The founders of LinkedIn intended for its members to use it to leverage and map their personal business networks. This in turn would help them to become more successful professionally.
Like many other social media networks, as features have been added, LinkedIn has morphed into a platform that can now serve a variety of purposes. Let’s look at two approaches to building your LinkedIn network.
One approach is to use LinkedIn to bring your offline network online as described by Dave Gowel in The Power of a Link. This focuses on building a network based on quality in the sense that your connections know you and would have no problem recommending you to someone you want to connect with.
In order for this approach to be effective, you will need a minimum number of connections in order to take advantage of LinkedIn’s ability to connect you with those you want to reach. The broader your first level network, the more people you have access to. Fortunately most people, can easily develop a network of 100 – 200 connections simply by connecting with former classmates, colleagues, friends, family and acquaintances from the past.
The major downside to the quality approach is that you limit your access to LinkedIn’s global network when you restrict your connections to people you already know. You only have access to members who are three degrees removed from you (plus other Group members). The more people you are directly connected with, the harder LinkedIn can work for you.
This brings us to the second connection strategy.
The More Connections, the Better
The second approach is to connect with as many people as possible in order to maximize your reach. This is based on the logic that the more people you are connected with, the more likely you are to have access to potential customers, partners, suppliers, employees, employers and so forth.
This approach is also used by those who have a message to broadcast to the LinkedIn community in addition to using it to build their personal networks. As the world’s largest online professional network LinkedIn is a powerful marketing tool for reaching business owners and professionals.

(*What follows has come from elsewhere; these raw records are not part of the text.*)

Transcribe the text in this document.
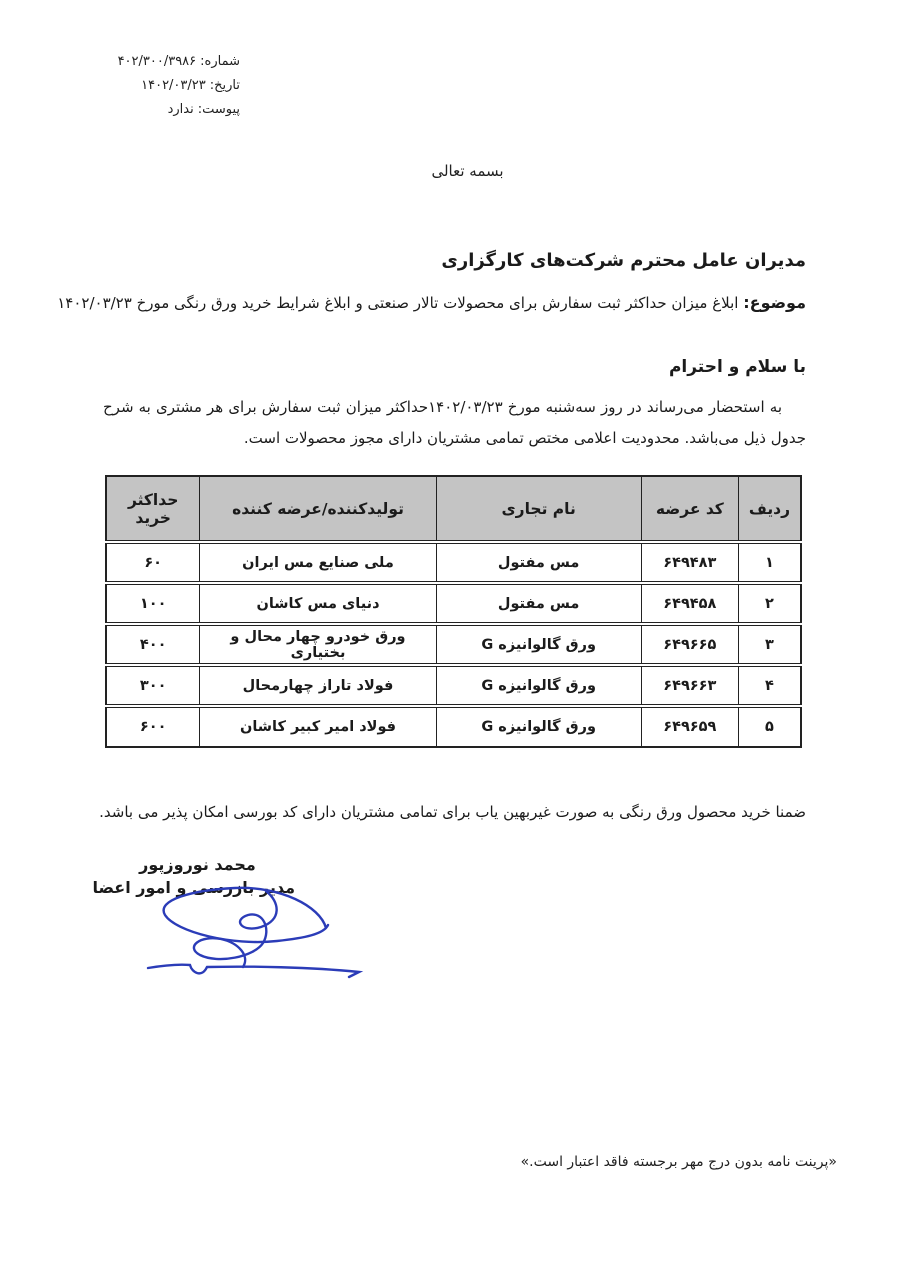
شماره:۴۰۲/۳۰۰/۳۹۸۶
تاریخ:۱۴۰۲/۰۳/۲۳
پیوست:ندارد
بسمه تعالی
مدیران عامل محترم شرکت‌های کارگزاری
موضوع: ابلاغ میزان حداکثر ثبت سفارش برای محصولات تالار صنعتی و ابلاغ شرایط خرید ورق رنگی مورخ ۱۴۰۲/۰۳/۲۳
با سلام و احترام

به استحضار می‌رساند در روز سه‌شنبه مورخ ۱۴۰۲/۰۳/۲۳حداکثر میزان ثبت سفارش برای هر مشتری به شرح جدول ذیل می‌باشد. محدودیت اعلامی مختص تمامی مشتریان دارای مجوز محصولات است.

ردیف	کد عرضه	نام تجاری	تولیدکننده/عرضه کننده	حداکثر خرید
۱	۶۴۹۴۸۳	مس مفتول	ملی صنایع مس ایران	۶۰
۲	۶۴۹۴۵۸	مس مفتول	دنیای مس کاشان	۱۰۰
۳	۶۴۹۶۶۵	ورق گالوانیزه G	ورق خودرو چهار محال و بختیاری	۴۰۰
۴	۶۴۹۶۶۳	ورق گالوانیزه G	فولاد تاراز چهارمحال	۳۰۰
۵	۶۴۹۶۵۹	ورق گالوانیزه G	فولاد امیر کبیر کاشان	۶۰۰

ضمنا خرید محصول ورق رنگی به صورت غیربهین یاب برای تمامی مشتریان دارای کد بورسی امکان پذیر می باشد.

محمد نوروزپور
مدیر بازرسی و امور اعضا
«پرینت نامه بدون درج مهر برجسته فاقد اعتبار است.»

As with other social networks, however, simply broadcasting a sales message is ineffective. You have to provide value to the community in the form of contributing to discussions, answering questions, giving recommendations and sharing useful information.
Another challenge with the quantity approach can occur when others ask for introductions to individuals within your connections. When you have so many connections that you have no relationship with most of them, you can’t provide a useful introduction for anyone requesting that you help them meet a potentially valuable contact.
There are Pros and Cons to both approaches and you can incorporate elements of each into how you use LinkedIn. What is important is that you understand the implications of each approach and make a strategic decision about how to best use the platform.
What approach to making connections on LinkedIn has worked best for you?